The FAT32 image contains the EFI bootloaders, the kernel, device driver modules and the ramdisk. The kernel is a multiboot-compliant ELF binary, the device driver modules are ELF object files, and the ramdisk is a tarball. The EFI bootloaders use EFI's APIs to access the FAT32 filesystem, while the bootloader contains an ISO9660 filesystem driver. Both the EFI bootloaders and the BIOS bootloader implement the mutliboot specification and use their respective file system interfaces to load the kernel, modules, and ramdisk into memory. Using the multiboot spec, the bootloader provides information to the kernel on what additional files it loaded (the modules and ramdisk).

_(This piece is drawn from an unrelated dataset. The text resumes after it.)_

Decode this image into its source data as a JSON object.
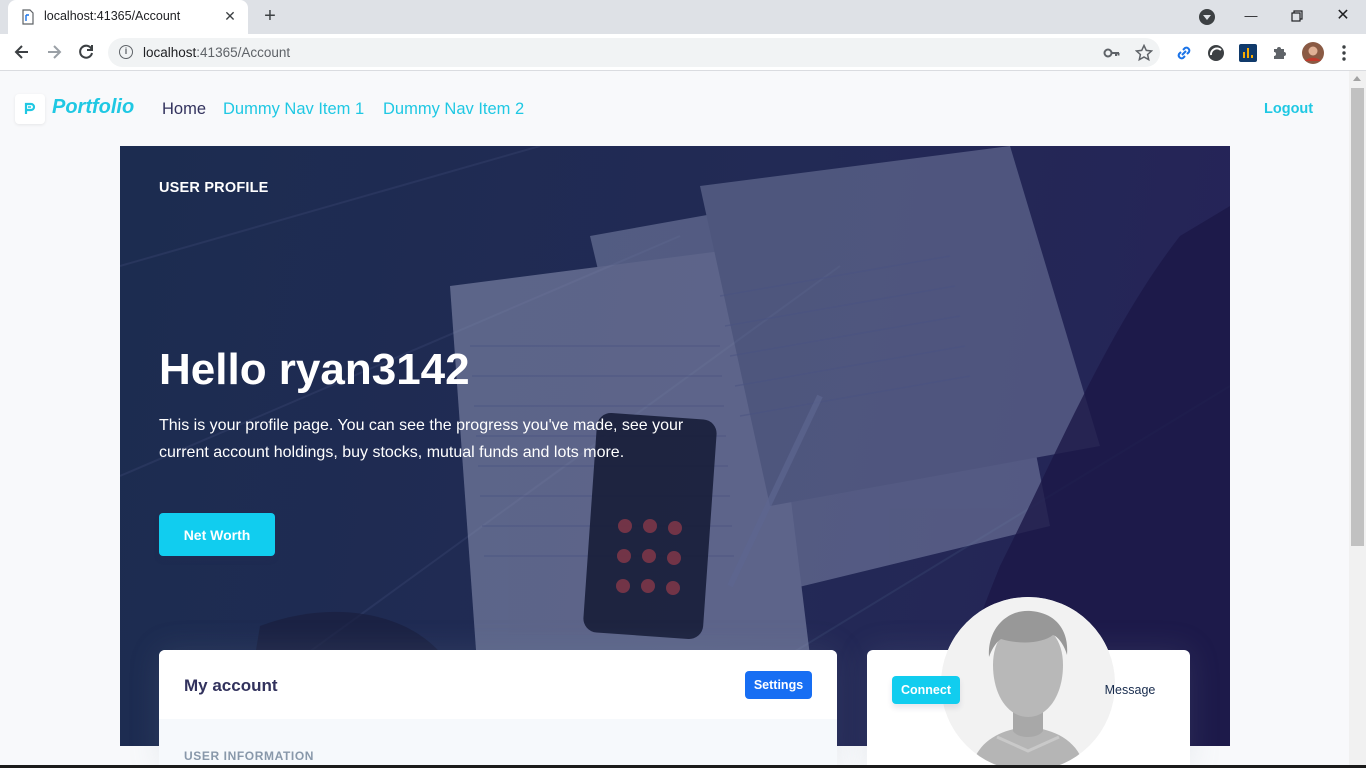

The kernel then starts, does some early setup, and finishes loading each of the modules (which contain device drivers for file systems, among other things). It then attempts to mount the ramdisk into its virtual filesystem and execute /bin/init. To do that, one of the modules is a file system driver for tarballs, which allows the kernel to perform typical vfs actions (read directories, read files) on the contents of the tarball that is already in memory. /bin/init is a typical userspace ELF binary which can then do whatever it wants. My live CDs use a script-based startup system, so init will run each of the ordered start up scripts, and one of the early ones will replace the tarball filesystem with an in-memory "temporary file system", which can be written and expanded arbitrarily, and then copies the contents of the original tarball into that tmpfs so that the live CD has a "writable root filesystem". Like Linux, my OS also has a synthesized /proc as well as a synthesized /dev.